I'm really confused what to do now..i think the next steps are:

d/dx [cos(X^2*Y^2)] = d/dx [x]
= -sin(X^2*Y^2)* ((X^2*2Y dy/dx) + (Y^2*2X)) = 1
= -2YX^2 sin(X^2*Y^2) dy/dx + -2XY^2sin(X^2*Y^2) = 1
= -2YX^2 sin(X^2*Y^2) dy/dx = 1 + -2XY^2sin(X^2*Y^2)
= dy/dx = (1 + -2XY^2sin(X^2*Y^2))/ (-2YX^2 sin(X^2*Y^2))

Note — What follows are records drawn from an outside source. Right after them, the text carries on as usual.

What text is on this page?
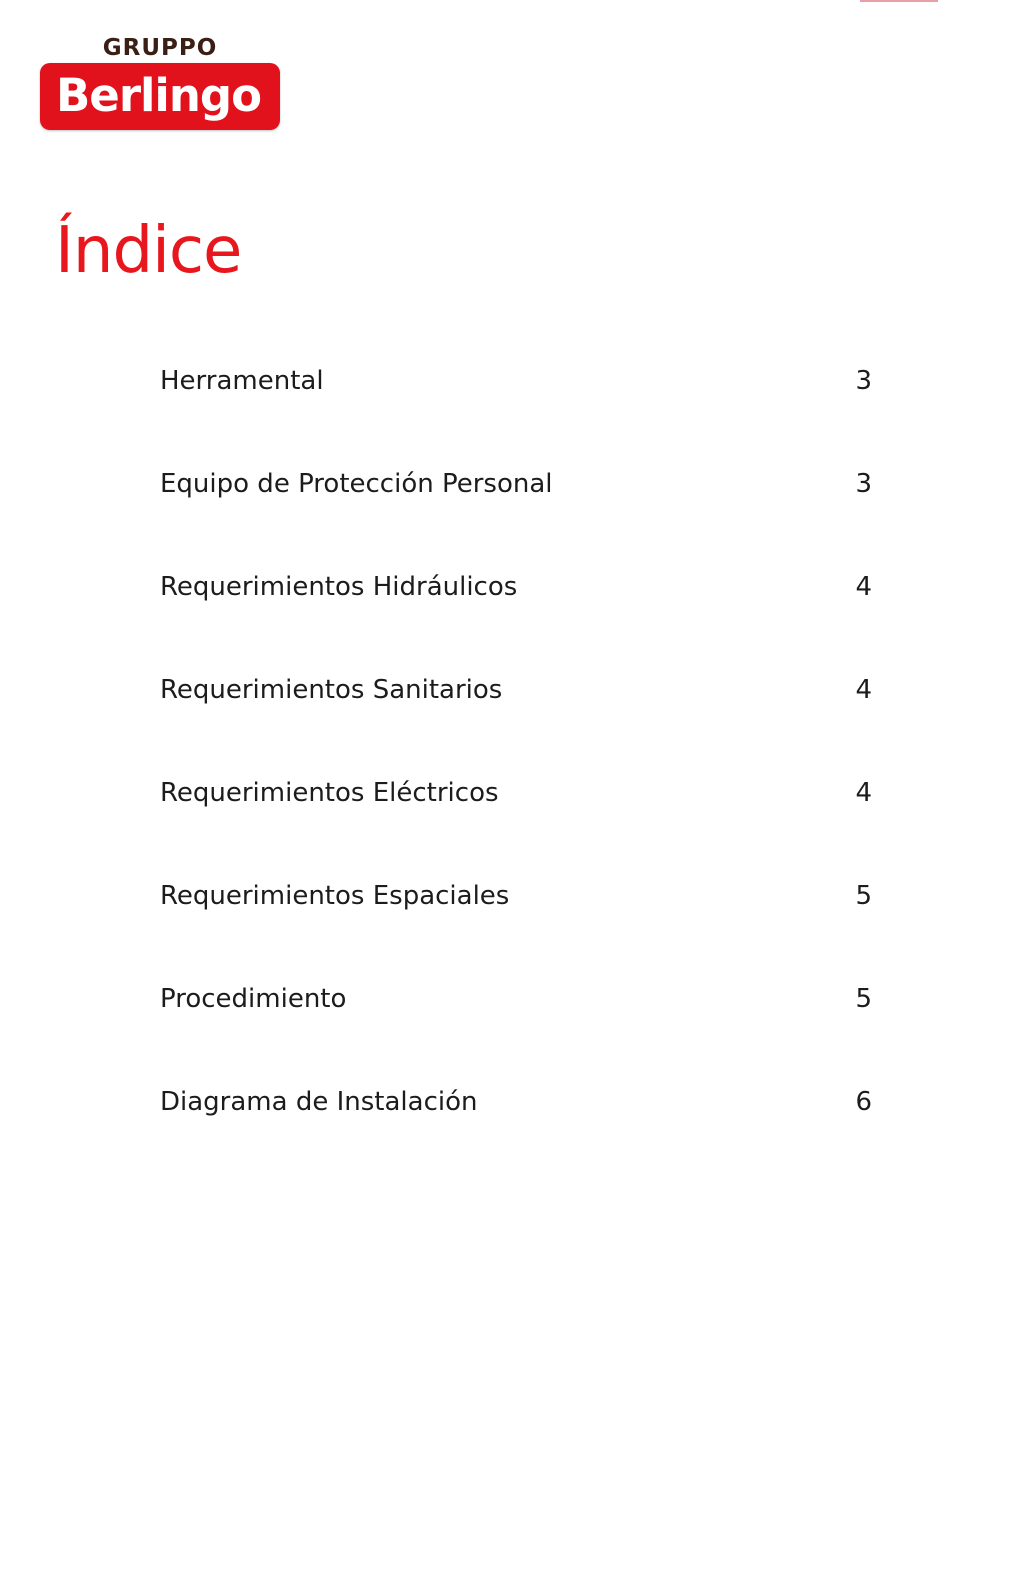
GRUPPO
Berlingo
Índice
Herramental	3
Equipo de Protección Personal	3
Requerimientos Hidráulicos	4
Requerimientos Sanitarios	4
Requerimientos Eléctricos	4
Requerimientos Espaciales	5
Procedimiento	5
Diagrama de Instalación	6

Can someone tell me if this is correct?

2. Oct 16, 2007

### atqamar

$$cos(x^2 y^2)=x$$

$$\frac{d}{dx}[cos(x^2 y^2)]=\frac{d}{dx}[x]$$

$$-sin(x^2 y^2) [\frac{d}{dx}(x^2 y^2)] = 1$$

$$-sin(x^2 y^2) [2y^2x + 2x^2y\frac{dy}{dx}] = 1$$

$$-sin(x^2 y^2)2y^2x -sin(x^2 y^2)2x^2y\frac{dy}{dx} = 1$$

$$-sin(x^2 y^2)2x^2y\frac{dy}{dx} = 1+sin(x^2 y^2)2y^2x$$

$$\frac{dy}{dx} = \frac{1+sin(x^2 y^2)2y^2x}{-sin(x^2 y^2)2x^2y}$$

3. Oct 16, 2007

### koolkris623

cool thanks

4. Oct 17, 2007

### cristo

Staff Emeritus
atqamar, please note that one should not provide full solutions in the homework forums, but rather should offer guidance and hints as to how to proceed.